Before recent changes in PA Workers’ Compensation law, an insurance carrier could “accept” a claim using a Notice of Denial (NCD). This left the status of the work injury in doubt, so, in 2011, the PA Bureau of Workers’ Compensation redesigned the NCD form to no longer allow such an action.

With the previous NCD, we had seen a Claim Petition denied, despite an acknowledged work injury. As attorneys who represent injured workers, we found this result illogical, and just plain wrong.

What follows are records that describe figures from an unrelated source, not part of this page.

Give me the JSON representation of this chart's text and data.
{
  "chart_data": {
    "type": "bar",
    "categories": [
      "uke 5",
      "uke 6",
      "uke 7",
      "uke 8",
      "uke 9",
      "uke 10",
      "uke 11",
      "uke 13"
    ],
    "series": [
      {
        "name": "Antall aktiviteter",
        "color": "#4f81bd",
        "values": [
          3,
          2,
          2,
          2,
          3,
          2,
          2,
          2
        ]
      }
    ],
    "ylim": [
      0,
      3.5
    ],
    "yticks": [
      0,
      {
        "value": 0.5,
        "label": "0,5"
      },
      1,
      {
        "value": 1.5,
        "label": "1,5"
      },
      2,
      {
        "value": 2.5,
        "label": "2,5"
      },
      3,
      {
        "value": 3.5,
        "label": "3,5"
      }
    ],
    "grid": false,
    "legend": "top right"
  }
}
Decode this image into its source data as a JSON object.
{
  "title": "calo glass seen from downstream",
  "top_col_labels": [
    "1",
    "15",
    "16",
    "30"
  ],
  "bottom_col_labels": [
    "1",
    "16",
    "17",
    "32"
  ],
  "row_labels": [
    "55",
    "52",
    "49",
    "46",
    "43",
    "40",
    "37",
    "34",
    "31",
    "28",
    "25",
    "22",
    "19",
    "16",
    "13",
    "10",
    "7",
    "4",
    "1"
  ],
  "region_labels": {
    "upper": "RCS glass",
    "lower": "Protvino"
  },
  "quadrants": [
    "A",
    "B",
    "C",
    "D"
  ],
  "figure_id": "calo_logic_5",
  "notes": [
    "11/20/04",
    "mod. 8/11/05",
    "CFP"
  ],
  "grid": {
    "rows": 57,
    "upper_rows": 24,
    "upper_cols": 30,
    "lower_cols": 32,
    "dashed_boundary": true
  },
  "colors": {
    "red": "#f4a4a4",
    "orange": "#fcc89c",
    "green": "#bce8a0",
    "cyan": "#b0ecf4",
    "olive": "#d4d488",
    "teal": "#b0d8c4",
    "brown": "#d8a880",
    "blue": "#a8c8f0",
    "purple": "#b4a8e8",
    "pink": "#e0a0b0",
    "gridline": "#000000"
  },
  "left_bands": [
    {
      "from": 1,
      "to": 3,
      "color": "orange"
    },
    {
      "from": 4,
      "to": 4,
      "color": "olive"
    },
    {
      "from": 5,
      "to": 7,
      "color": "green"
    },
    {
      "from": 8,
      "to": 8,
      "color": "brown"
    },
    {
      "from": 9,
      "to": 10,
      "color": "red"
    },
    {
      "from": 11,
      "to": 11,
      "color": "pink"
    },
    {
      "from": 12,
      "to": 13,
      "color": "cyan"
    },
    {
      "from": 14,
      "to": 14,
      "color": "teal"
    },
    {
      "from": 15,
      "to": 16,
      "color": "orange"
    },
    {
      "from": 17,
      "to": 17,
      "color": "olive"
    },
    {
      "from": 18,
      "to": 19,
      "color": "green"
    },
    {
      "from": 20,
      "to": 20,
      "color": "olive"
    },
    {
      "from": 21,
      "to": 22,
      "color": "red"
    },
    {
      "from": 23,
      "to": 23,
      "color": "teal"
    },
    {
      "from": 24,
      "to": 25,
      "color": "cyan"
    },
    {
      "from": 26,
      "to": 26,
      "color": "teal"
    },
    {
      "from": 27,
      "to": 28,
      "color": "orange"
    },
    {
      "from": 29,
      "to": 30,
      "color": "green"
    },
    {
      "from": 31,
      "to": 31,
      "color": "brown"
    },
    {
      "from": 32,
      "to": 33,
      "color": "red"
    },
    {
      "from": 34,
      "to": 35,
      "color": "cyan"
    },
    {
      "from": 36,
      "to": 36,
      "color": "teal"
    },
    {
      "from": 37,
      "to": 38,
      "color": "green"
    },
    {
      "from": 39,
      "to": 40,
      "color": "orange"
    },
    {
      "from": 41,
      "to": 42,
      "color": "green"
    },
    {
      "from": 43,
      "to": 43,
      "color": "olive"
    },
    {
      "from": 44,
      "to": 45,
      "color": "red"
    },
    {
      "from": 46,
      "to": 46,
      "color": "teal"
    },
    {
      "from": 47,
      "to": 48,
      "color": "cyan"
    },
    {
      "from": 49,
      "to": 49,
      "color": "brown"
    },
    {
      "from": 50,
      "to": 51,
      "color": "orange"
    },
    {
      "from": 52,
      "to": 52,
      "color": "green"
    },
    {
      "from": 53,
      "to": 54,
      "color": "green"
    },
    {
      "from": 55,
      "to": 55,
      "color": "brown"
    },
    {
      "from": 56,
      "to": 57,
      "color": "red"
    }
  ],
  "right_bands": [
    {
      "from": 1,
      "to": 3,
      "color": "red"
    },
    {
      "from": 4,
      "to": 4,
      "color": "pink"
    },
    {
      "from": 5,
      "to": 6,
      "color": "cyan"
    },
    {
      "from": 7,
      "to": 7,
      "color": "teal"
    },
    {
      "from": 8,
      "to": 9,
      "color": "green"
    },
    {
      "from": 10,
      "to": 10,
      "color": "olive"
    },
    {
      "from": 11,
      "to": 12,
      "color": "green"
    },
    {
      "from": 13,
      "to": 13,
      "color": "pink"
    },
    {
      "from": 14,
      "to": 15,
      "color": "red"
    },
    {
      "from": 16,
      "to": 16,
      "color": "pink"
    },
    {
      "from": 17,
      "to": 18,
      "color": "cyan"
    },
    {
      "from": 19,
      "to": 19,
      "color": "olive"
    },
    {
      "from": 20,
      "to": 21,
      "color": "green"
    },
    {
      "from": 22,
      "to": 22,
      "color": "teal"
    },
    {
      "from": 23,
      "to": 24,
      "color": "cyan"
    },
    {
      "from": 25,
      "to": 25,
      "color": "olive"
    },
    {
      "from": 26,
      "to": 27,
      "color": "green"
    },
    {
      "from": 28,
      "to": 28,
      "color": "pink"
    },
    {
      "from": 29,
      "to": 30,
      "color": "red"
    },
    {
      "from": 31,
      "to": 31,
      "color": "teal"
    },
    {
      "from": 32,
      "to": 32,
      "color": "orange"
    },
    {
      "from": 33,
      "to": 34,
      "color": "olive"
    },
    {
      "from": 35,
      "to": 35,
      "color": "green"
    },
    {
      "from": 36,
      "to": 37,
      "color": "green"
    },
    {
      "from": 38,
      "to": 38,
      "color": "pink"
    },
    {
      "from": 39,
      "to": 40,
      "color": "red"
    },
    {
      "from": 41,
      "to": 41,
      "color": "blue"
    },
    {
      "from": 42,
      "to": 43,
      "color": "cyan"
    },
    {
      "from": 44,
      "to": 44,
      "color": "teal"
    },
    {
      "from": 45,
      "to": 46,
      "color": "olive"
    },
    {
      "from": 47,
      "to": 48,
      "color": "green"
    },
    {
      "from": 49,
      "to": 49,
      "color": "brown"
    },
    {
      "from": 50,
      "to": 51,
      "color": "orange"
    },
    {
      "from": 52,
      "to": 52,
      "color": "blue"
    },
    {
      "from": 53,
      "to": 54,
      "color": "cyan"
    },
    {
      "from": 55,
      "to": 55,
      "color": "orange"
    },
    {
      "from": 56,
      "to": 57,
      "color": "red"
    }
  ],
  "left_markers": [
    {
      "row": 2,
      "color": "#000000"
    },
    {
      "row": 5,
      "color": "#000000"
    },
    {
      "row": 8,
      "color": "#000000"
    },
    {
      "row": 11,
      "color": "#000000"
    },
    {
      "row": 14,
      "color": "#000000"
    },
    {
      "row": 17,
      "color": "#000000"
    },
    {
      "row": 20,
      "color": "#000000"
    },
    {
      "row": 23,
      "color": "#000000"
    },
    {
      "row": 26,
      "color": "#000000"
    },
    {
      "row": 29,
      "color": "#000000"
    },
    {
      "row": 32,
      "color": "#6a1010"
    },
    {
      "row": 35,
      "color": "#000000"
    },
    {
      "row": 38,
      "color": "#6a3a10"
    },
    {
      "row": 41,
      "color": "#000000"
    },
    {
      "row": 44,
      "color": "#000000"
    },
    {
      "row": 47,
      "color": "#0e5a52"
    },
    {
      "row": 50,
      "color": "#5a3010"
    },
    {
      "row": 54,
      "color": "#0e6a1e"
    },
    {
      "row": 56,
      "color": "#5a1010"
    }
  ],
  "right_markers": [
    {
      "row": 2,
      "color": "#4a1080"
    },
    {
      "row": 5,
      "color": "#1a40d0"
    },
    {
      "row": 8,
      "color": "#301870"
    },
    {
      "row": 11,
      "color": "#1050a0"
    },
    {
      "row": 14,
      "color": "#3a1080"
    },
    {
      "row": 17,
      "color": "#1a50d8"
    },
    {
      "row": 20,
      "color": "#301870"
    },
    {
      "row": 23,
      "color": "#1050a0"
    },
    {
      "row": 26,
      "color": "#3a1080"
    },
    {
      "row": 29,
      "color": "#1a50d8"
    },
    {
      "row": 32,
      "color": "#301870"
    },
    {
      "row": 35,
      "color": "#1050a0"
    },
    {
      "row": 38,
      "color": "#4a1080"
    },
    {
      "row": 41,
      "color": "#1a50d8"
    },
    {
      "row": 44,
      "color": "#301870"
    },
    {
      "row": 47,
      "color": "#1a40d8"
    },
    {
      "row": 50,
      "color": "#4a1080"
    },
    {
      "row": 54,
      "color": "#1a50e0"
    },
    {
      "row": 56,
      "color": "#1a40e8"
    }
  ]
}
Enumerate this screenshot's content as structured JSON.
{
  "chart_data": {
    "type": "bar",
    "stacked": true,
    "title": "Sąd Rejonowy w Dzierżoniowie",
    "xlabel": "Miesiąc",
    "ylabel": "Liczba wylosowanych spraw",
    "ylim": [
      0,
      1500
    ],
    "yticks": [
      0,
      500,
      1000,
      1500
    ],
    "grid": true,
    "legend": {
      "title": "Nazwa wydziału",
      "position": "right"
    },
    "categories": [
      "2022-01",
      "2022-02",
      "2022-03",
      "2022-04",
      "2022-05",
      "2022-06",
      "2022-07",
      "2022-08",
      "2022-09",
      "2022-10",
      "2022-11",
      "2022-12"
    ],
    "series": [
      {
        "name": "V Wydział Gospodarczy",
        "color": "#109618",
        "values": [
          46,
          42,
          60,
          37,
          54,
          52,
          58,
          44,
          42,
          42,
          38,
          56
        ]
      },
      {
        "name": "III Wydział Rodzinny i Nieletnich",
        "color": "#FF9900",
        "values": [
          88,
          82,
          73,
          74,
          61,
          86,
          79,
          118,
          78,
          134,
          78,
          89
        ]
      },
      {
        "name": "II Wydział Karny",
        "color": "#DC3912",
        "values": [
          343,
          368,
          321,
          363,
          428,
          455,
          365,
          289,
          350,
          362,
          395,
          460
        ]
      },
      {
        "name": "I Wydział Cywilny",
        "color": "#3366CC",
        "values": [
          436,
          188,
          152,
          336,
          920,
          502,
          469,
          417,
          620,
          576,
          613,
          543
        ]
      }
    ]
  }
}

As if in a confirmation that an illogical result was intended, the Commonwealth Court of Pennsylvania decided the case of Zuchelli v. Workers' Compensation Appeal Board (Indiana University of Pennsylvania), again denying a Claim Petition because disability was not proven (the NCD used to “accept” the claim was done before 2011).

We hope that the change in the NCD form will remove this issue forever, and save the Courts from their own tendencies. In the meantime, we would urge the Courts to understand the difference (and there is one) between denying a Claim Petition and finding disability was not proven. It is shocking, in this day and age, that the Courts could be so blind to the value and importance of an injured worker having access to medical treatment (regardless of whether disability took place or not).

Posted On: February 2, 2012

PA Workers’ Comp Settlement May Preclude Unemployment Compensation

When we settled a workers’ comp case in Pennsylvania (usually done by what is called a “Compromise & Release Agreement”), there was often a question from our client about whether he or she could then file for unemployment compensation benefits. Usually, as part of a workers’ compensation settlement, the employer/insurance carrier wants a resignation as part of the deal. Until recently, we told them the honest answer – maybe. It depended on the identity of the Unemployment Compensation Referee (UCR), the wording of the resignation and the status of the medical clearance (one must be capable of some type of employment to be eligible for unemployment compensation).

When the Commonwealth Court of Pennsylvania recently decided Lee v. Unemployment Compensation Board of Review, however, we were given a pretty specific answer – no, you cannot. Here, the injured worker gave both a resignation and a release (waiving her rights to other causes of action, including unemployment compensation benefits) as part of her workers’ compensation settlement. Following the approval of the settlement, the injured worker filed for unemployment compensation benefits.

Benefits were granted by the UCR, who found the resignation was not “voluntary,” since it was required as part of a workers’ compensation settlement. The Unemployment Compensation Board of Review reversed, finding the injured worker not eligible for unemployment compensation benefits. Upon further appeal, this was affirmed by the Commonwealth Court of Pennsylvania.

While the Court found the release to be void (one cannot waive rights to unemployment compensation benefits in Pennsylvania, or, for that matter, PA workers’ comp benefits), the Court went on to agree with the Board of Review, that the resignation was “voluntary,” meaning the injured worker not was eligible for unemployment compensation benefits.

Settlements of workers’ compensation cases in PA are still routinely performed, and are often the best course of action (depending on the circumstances in each individual case), but this decision means there is another consideration to be taken into account when an injured worker is evaluating whether to settle his or her case.